【埼玉・朝霞】少女誘拐監禁の反省ゼロ「“大指令”に従った」と支離滅裂な主張

2017年07月05日 17時00分

 昨年3月に埼玉県朝霞市の少女(16)が2年ぶりに保護された誘拐事件で、未成年者誘拐と監禁致傷、窃盗の罪に問われた元千葉大生(卒業取り消し)寺内樺風被告(24)の被告人質問が4日、さいたま地裁(松原里美裁判長)で行われた。

 裁判では、事件当時、寺内被告に完全責任能力があったか、責任能力は限定的だったかが争われている。精神鑑定前の昨年9月に行われた1回目の被告人質問では「(誘拐は)車や美術品を盗むより断然軽い罪だと思っていた」と語り、学者気取りの口調で「自分と同じく社会から隔離された人間を観察したかった」と被害者を“被験者”呼ばわりしていた。

 今回は「“大指令”に従って事件を起こした」とさらに支離滅裂な主張を繰り出した。

「あらゆる人から悪口を言われる集団ストーカーを受けており、公判中にも見知らぬ後ろの方(傍聴人)や被害者側からバッシングを受けている。被害者も私の悪口を言って監視行為をしてきた集団の一味」と被告。この“集団ストーカー被害”に対抗するべく今回の誘拐監禁事件を起こすよう脳に“指令”があったという。

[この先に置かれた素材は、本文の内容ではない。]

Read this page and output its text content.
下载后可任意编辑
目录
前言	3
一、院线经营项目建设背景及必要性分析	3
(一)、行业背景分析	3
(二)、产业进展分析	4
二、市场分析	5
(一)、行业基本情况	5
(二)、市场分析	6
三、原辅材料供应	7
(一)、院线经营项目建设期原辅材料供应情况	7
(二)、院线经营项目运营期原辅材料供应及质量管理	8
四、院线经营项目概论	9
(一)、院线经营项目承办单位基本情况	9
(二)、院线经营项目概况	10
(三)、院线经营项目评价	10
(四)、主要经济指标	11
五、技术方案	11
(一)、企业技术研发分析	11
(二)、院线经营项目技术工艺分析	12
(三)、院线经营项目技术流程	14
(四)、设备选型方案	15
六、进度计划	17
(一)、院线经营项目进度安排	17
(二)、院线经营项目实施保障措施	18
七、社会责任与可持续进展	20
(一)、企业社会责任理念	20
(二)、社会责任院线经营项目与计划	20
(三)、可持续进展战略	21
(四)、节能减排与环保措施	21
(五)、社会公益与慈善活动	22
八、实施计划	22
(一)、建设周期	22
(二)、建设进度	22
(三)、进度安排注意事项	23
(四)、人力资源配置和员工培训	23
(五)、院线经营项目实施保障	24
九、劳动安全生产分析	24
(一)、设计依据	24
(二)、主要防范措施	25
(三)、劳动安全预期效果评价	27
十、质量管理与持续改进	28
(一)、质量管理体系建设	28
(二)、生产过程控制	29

 これまで公判で一度も“大指令”の話など出てきていない。「なぜ今まで黙っていたのか」と弁護人から突っ込まれると「“思考の窃盗”が行われており私の考えが(外部に)漏れ出ているので、地球が丸いとかと同じように私が言わなくても常識的に皆さんが知っていると思った」と平然と答えた。

 10代の大事な2年間を奪われた被害者やその家族に対する気持ちを聞かれても「(監禁中に)勉強の機会を与えたが勉強させられず残念。結局、何が悪かったのですかねぇ。よく分からないけどここ(被告人席)に座ってます」とまるで反省の色がなかった。